In der dritten Phase im Frühjahr 2021 haben die #twitterlehrerzimmer-Nutzer*innen die Schulöffnungen und den damit einhergehenden Hybridunterricht diskutiert. So waren Fragen zentral, wie kollaboratives Arbeiten im Hybridunterricht und hybriden Schulalltag organisiert und dessen Ergebnisse nachhaltig gesichert werden können. Einen großen Teil der Antworten auf diese Fragen beschäftigten sich mit der – für den Zeitpunkt neuen – Datenbank-Funktion von Moodle. Diese wurde von den Lehrenden für gemeinsame Arbeiten unter den Kolleg*innen verwendet. Wie der Unterricht und die dafür gewählten Kommunikationsstrategien nachhaltig gesichert werden können, war ein weiteres Diskussionsthema im #twitterlehrerzimmer.

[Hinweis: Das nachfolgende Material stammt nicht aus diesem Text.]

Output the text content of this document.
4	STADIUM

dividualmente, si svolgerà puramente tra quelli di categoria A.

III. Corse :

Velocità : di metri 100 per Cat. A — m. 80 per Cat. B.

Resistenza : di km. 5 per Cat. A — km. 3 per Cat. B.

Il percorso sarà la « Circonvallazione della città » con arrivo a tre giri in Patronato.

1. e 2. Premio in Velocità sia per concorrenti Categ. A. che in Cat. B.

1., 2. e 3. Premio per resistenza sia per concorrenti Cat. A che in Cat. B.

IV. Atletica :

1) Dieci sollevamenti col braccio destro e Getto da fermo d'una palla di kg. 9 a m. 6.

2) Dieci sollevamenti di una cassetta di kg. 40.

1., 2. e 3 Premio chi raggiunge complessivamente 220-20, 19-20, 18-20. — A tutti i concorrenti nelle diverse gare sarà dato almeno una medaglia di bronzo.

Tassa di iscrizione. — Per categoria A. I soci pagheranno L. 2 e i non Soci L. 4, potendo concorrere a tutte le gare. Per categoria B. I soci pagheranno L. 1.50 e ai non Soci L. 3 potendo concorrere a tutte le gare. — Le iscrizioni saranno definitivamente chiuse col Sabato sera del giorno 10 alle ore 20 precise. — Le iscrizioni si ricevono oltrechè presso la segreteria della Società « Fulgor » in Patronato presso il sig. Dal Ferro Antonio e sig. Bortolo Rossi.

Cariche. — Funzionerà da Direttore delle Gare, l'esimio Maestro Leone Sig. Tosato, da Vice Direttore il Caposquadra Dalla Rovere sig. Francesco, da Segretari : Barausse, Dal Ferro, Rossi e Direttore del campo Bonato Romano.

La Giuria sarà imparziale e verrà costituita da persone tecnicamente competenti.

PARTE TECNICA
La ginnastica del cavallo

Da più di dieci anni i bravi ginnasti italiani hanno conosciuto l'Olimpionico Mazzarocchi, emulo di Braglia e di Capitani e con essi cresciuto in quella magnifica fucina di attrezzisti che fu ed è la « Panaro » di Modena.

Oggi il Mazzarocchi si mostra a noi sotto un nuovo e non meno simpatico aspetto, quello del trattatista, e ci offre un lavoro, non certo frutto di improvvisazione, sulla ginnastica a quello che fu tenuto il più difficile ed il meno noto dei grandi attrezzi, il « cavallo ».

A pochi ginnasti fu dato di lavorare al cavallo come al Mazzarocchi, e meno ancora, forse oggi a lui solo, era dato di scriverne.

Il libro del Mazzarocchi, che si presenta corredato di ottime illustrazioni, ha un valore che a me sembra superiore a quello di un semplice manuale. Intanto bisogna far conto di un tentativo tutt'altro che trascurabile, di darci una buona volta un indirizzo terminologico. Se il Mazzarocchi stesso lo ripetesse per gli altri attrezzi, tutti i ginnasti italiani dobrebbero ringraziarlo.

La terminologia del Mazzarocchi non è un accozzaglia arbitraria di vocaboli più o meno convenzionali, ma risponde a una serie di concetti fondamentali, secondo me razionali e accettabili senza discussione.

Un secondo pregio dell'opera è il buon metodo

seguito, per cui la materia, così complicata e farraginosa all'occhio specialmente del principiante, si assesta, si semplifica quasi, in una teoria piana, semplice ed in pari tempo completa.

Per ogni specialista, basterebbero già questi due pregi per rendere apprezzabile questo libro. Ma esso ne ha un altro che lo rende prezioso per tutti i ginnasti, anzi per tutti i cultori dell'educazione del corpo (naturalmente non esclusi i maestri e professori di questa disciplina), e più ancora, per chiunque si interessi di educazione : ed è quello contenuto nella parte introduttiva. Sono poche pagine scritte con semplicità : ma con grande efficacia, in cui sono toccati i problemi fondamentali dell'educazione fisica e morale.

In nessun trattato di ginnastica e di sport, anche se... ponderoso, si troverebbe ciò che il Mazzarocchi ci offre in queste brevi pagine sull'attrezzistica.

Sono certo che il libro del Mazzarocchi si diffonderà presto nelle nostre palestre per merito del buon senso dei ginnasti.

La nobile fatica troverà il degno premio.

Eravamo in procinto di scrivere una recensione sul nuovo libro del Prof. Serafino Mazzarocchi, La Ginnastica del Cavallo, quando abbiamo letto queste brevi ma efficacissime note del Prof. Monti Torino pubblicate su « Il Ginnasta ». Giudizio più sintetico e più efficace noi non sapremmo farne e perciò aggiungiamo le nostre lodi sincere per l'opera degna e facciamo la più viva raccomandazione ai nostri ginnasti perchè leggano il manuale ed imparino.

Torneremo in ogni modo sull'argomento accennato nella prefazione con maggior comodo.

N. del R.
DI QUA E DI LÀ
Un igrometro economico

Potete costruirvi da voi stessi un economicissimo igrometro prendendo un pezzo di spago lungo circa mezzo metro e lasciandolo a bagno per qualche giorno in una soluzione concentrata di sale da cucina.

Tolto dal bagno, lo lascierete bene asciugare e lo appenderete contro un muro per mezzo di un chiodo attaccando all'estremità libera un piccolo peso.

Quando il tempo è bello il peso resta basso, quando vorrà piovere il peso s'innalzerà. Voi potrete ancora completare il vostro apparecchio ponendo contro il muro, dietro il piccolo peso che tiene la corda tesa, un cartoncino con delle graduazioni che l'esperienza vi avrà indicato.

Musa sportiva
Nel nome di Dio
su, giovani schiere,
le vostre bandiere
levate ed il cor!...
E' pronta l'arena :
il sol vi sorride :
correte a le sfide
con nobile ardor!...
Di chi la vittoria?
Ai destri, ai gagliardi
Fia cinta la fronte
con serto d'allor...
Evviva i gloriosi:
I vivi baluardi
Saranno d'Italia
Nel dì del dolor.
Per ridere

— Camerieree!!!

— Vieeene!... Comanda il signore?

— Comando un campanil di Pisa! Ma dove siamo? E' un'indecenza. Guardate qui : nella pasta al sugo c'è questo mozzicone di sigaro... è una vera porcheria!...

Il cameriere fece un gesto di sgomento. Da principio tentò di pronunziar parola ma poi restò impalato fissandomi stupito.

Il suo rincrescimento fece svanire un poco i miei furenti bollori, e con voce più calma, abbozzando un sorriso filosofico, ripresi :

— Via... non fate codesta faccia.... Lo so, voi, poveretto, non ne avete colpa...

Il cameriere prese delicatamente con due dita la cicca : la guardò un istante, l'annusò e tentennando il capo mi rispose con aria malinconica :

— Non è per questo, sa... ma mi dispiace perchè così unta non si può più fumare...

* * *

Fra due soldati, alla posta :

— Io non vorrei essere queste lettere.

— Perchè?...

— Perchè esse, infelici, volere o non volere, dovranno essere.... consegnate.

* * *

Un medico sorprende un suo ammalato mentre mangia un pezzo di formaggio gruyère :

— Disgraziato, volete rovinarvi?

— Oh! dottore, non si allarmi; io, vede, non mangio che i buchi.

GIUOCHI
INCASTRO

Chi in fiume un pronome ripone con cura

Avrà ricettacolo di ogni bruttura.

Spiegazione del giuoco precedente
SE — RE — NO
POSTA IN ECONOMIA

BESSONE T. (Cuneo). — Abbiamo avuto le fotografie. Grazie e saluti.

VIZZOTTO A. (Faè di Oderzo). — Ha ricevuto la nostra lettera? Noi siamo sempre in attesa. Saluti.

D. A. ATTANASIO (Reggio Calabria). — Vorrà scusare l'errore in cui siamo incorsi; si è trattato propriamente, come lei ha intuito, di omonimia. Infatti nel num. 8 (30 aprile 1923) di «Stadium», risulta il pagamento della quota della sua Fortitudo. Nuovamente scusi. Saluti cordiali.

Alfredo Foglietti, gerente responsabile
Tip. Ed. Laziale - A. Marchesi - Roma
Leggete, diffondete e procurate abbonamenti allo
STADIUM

Fragen nach der Ergebnissicherung wurden so auch zur Anwendung von MS-OneNote oder MS-PowerPoint aufgeworfen. Diese Software wurde hauptsächlich für Kollaboration im Unterricht verwendet. Jedoch diskutierten die Nutzer*innen dabei erneut die datenschutzrelevanten Voraussetzungen für die Verwendung von Microsoft Office-Produkten und kritisierten die Vielfalt an unterschiedlichen Vorgaben dazu.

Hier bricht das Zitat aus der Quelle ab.